最近の税金トラブル 注意点3選

職業柄、税金に関するニュースは耳に入ってきます。
一般紙やラジオから飛び込んでくると、特に注目度が高まります(テレビは17年以上所有したことがない)。

そんな中、ちょっと気になるニュースを集めてみました。

米軍基地のある横須賀の風景(約15年前)

相模原市、消費税を誤徴収

2024年4月18日付なので、昨日のニュースです。
2023年10月からインボイス制度が開始され、自治体もインボイスを発行するようになりました。

相模原市が、10月に、在日米陸軍施設の一般廃棄物処理を行い、その代金をインボイス形式で請求したところ、米軍から「いや、消費税額・税率が載っているのはおかしい」旨の指摘を受けたそうです。

一般廃棄物(浄化槽)処理手数料の誤賦課・誤徴収について (city.sagamihara.kanagawa.jp)

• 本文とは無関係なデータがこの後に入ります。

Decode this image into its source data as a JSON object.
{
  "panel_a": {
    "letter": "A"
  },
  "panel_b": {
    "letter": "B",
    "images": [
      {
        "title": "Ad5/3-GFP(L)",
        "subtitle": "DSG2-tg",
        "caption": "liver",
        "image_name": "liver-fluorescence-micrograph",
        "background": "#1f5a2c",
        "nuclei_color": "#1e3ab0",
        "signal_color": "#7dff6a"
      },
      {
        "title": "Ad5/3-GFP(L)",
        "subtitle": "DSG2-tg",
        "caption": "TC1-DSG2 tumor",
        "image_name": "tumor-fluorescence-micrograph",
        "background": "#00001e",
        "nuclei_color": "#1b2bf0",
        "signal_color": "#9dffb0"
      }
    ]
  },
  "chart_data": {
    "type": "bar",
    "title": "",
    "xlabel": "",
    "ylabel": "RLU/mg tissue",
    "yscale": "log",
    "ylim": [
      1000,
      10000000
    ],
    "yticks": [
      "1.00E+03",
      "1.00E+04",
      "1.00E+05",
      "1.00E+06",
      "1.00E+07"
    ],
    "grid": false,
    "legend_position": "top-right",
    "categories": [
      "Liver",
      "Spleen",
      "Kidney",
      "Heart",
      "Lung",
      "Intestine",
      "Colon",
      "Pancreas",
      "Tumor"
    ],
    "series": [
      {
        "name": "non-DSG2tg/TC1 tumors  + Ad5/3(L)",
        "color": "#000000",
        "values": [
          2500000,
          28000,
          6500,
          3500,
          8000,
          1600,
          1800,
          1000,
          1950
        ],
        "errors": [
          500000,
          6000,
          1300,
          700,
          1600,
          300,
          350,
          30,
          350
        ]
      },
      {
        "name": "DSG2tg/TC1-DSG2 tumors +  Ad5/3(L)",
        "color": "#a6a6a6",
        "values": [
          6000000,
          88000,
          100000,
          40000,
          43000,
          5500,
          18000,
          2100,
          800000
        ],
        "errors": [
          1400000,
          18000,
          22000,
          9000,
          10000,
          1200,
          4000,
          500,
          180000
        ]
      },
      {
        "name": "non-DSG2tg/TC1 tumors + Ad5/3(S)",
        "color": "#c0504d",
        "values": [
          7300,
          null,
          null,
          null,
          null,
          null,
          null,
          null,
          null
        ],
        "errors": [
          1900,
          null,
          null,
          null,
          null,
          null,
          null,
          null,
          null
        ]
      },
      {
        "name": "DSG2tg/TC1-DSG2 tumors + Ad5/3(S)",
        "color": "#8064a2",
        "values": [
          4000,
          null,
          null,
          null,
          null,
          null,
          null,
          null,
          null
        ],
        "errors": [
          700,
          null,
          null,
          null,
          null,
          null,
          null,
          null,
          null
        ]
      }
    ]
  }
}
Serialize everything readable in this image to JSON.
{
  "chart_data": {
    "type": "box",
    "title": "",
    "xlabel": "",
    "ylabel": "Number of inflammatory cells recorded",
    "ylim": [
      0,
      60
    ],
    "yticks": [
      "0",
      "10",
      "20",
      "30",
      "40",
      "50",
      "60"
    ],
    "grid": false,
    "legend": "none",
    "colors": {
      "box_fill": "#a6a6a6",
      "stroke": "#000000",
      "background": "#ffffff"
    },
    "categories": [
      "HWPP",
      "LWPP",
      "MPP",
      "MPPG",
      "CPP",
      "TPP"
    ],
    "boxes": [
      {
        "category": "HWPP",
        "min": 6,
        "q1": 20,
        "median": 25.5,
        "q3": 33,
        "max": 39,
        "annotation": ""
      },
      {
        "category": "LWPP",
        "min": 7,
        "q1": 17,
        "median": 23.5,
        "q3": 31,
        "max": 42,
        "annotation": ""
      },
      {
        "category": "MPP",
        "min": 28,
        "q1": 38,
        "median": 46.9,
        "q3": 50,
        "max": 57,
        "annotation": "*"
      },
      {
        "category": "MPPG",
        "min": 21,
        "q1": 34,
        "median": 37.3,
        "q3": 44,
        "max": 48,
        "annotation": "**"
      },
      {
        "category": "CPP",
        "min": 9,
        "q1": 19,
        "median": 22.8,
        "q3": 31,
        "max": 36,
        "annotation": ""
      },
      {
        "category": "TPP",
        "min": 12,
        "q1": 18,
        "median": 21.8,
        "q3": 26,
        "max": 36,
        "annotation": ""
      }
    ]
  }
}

消費税が導入された1989年4月から30年以上、在日米軍に消費税分、過大請求していました。
日米地位協定により、日本国内からアメリカ合衆国軍隊に対する販売・役務提供は、免税取引になるためです。

相模原市が税務署に5年分の更正の請求をして、還付された消費税のうち、地方自治法の時効にかからない分を、在日米陸軍に返したということでしょうか。

以前の自治体の納入通知書って、確かに、ふつうの請求書の書式じゃないから、消費税とか載ってなかったですね。
インボイスで書式を整えたから、発覚したミスといえるでしょう。こういうの、自社にもありそうですね。
「あれ、これ課税/非課税/対象外だったの!?」って。

横領している人の口座隠し

法人の確定申告では、取引銀行の残高証明書を集めて、決算に間違いがないようにします。

残高証明書には、税理士に隠している口座も載っているためです。また、借入のことも分かります。
もちろん、これを偽装する手口もけっこうあり、やはり原本を見せていただきたいところです。
まあいまは残高証明書も、Webダウンロードになったりしてますけれど……。

経理担当者が、通帳を見せてくれず、ネットバンクの出力しか提出してくれなくなった。
銀行関係の資料が途中から変わった。
現金勘定や未収金勘定・仮払金勘定が、不自然に大きいまま、減らない。

こういうとき、身内が現預金を横領している可能性があります。

○○容疑者「△△選手は病気だ」、会計士らの口座確認を再三阻止…「監視望まず」などと説明 : 読売新聞 (yomiuri.co.jp)

「残高証明書、有料だし、本当に必要ですか?」。社長が疑問に思うかもしれませんが、上の記事を読んでみていただくと、必要性が分かるのではないでしょうか。
また、現場に任せきりにせず、幹部によるチェック・不正を起こさせない仕組みづくりが重要です。

アイドル、確定申告で還付発言

とある劇団に関するニュースによれば、当初は給料を受け取る身分として入団するが、しばらく経つと劇団員として業務委託の報酬が支払われるようになるとのこと。

アイドルも、おそらくそういうシステムではないかと。

こういった、芸能人に対する報酬の支払いは、10.21%で源泉徴収することになっています。(100万円を超える部分は20.42%)

先日、アイドルの方が、ラジオで「確定申告すると還付になるんですよ。これが大きい」と述べていました。

村上春樹の口癖に、「紳士とは、□□の数と、払った税金については語らないものだ」というものがありますが、至言です。

税金の話を公の場ですると、所得が推測されてしまうんですよね。
10.21%で源泉徴収されているのに還付になるとは、所得の大部分が、税率5%の水準にあるということです。

所得や税金の話をしていいのは、税理士に対してだけ……と思っていただければ幸いです。